I agree with everything the previous poster said.
Anything I can tell you about a career in journalism would be so badly dated it's hardly worth posting. I graduated from Boston University with a B.A. in English back in 1962. Since I did not want to go into teaching at that time and couldn't afford at the time to go on for a couple of more degrees, I got a job as a reporter on a relaticvely small suburbab daily, The (Quincy) Patriot-Ledger
. The pay was abysmal but the job was fun. A year later I managed to wangle a job with United Press International, mostly on the srength of my expreience on the Patrot-Ledger
. The pay was only marginally better but now, with the wires humming, the whole world was open to me. I spent about a year as bureau chief in the Concord, NH and Montpelier, Vt. bureaus before getting a transfer to world headquarters in New York City, the most expensive city in the world to live in, I believe. I stuck it out for a year before reurning to my roots in Boston and lucking into a job as news editor of a weekly trade publication for the hotel/restaurant industry in the Northeast. It soon led to promotion to managing editor and eventually I started a rival publication for said hotel/restuarant industry as editor and publisher.
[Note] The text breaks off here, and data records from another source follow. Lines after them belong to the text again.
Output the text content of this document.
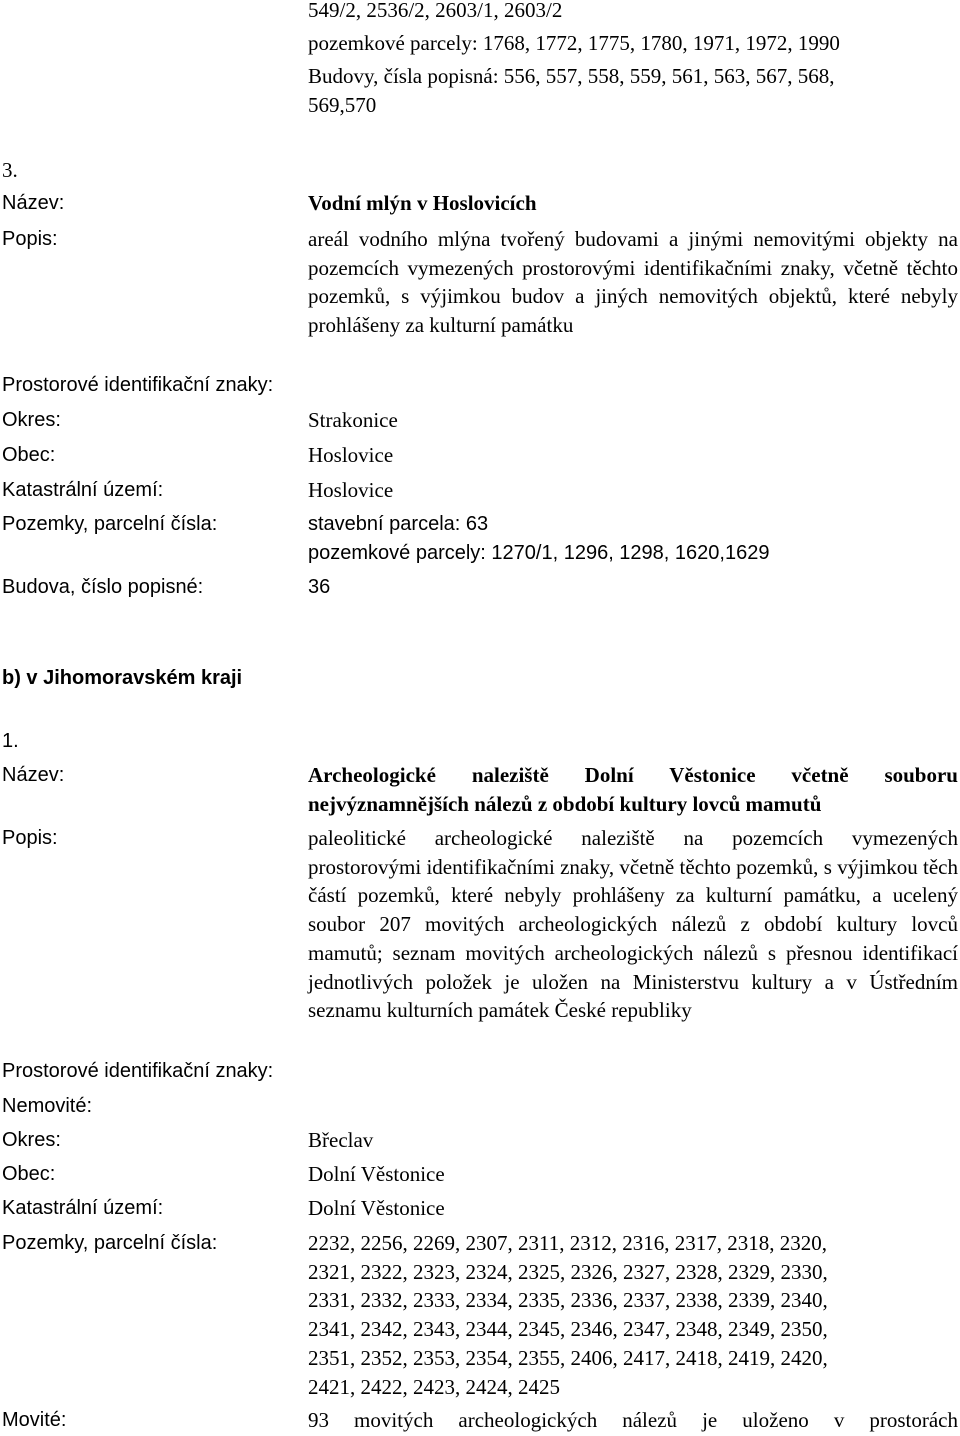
549/2, 2536/2, 2603/1, 2603/2
pozemkové parcely: 1768, 1772, 1775, 1780, 1971, 1972, 1990
Budovy, čísla popisná: 556, 557, 558, 559, 561, 563, 567, 568,
569,570
3.
Název:	Vodní mlýn v Hoslovicích
Popis:	areál vodního mlýna tvořený budovami a jinými nemovitými objekty na pozemcích vymezených prostorovými identifikačními znaky, včetně těchto pozemků, s výjimkou budov a jiných nemovitých objektů, které nebyly prohlášeny za kulturní památku
Prostorové identifikační znaky:
Okres:	Strakonice
Obec:	Hoslovice
Katastrální území:	Hoslovice
Pozemky, parcelní čísla:	stavební parcela: 63
pozemkové parcely: 1270/1, 1296, 1298, 1620,1629
Budova, číslo popisné:	36
b) v Jihomoravském kraji
1.
Název:	Archeologické naleziště Dolní Věstonice včetně souboru nejvýznamnějších nálezů z období kultury lovců mamutů
Popis:	paleolitické archeologické naleziště na pozemcích vymezených prostorovými identifikačními znaky, včetně těchto pozemků, s výjimkou těch částí pozemků, které nebyly prohlášeny za kulturní památku, a ucelený soubor 207 movitých archeologických nálezů z období kultury lovců mamutů; seznam movitých archeologických nálezů s přesnou identifikací jednotlivých položek je uložen na Ministerstvu kultury a v Ústředním seznamu kulturních památek České republiky
Prostorové identifikační znaky:
Nemovité:
Okres:	Břeclav
Obec:	Dolní Věstonice
Katastrální území:	Dolní Věstonice
Pozemky, parcelní čísla:	2232, 2256, 2269, 2307, 2311, 2312, 2316, 2317, 2318, 2320,
2321, 2322, 2323, 2324, 2325, 2326, 2327, 2328, 2329, 2330,
2331, 2332, 2333, 2334, 2335, 2336, 2337, 2338, 2339, 2340,
2341, 2342, 2343, 2344, 2345, 2346, 2347, 2348, 2349, 2350,
2351, 2352, 2353, 2354, 2355, 2406, 2417, 2418, 2419, 2420,
2421, 2422, 2423, 2424, 2425
Movité:	93 movitých archeologických nálezů je uloženo v prostorách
If all this sounds pretty good, remember that I was damned near poverty level the whole time. That business just doesn't pay unless you get into broadcast journalism as an on-air personality and those opening are so rare they're snapped up by relatives and close family friends of the TV station owners.
Remember that I speak here of the 1960s, 1970s and 1980s. At that time my educational background was not particularly unique for one working in journalism. Few of my colleagues had majored in journalism and there was quite a goodly nuber of top-rated reporters who had never finished their BA degrees; some had little more than high school diplomas. Again, remember the historical period.
I think it's much harder now to get a foot in the door although the pay scale has not increased appreciably.
I chucked the whole thing at the age of 57 and went into teaching after all. More money, less hysteria, better working conditions. I retired from teaching (and just about everything else that's remunerative) at age 70 and for the past five years have been living the life of a happy pauper on the island of Hawaii. Still try and free-lance from time to time, but that's for fun rather than serious profit.
Best of luck to you, aPigNamedAlgie. But give it some hard thought before signing on the dotted line.
[PS --thnx to Ossobuco for alerting me to this thread!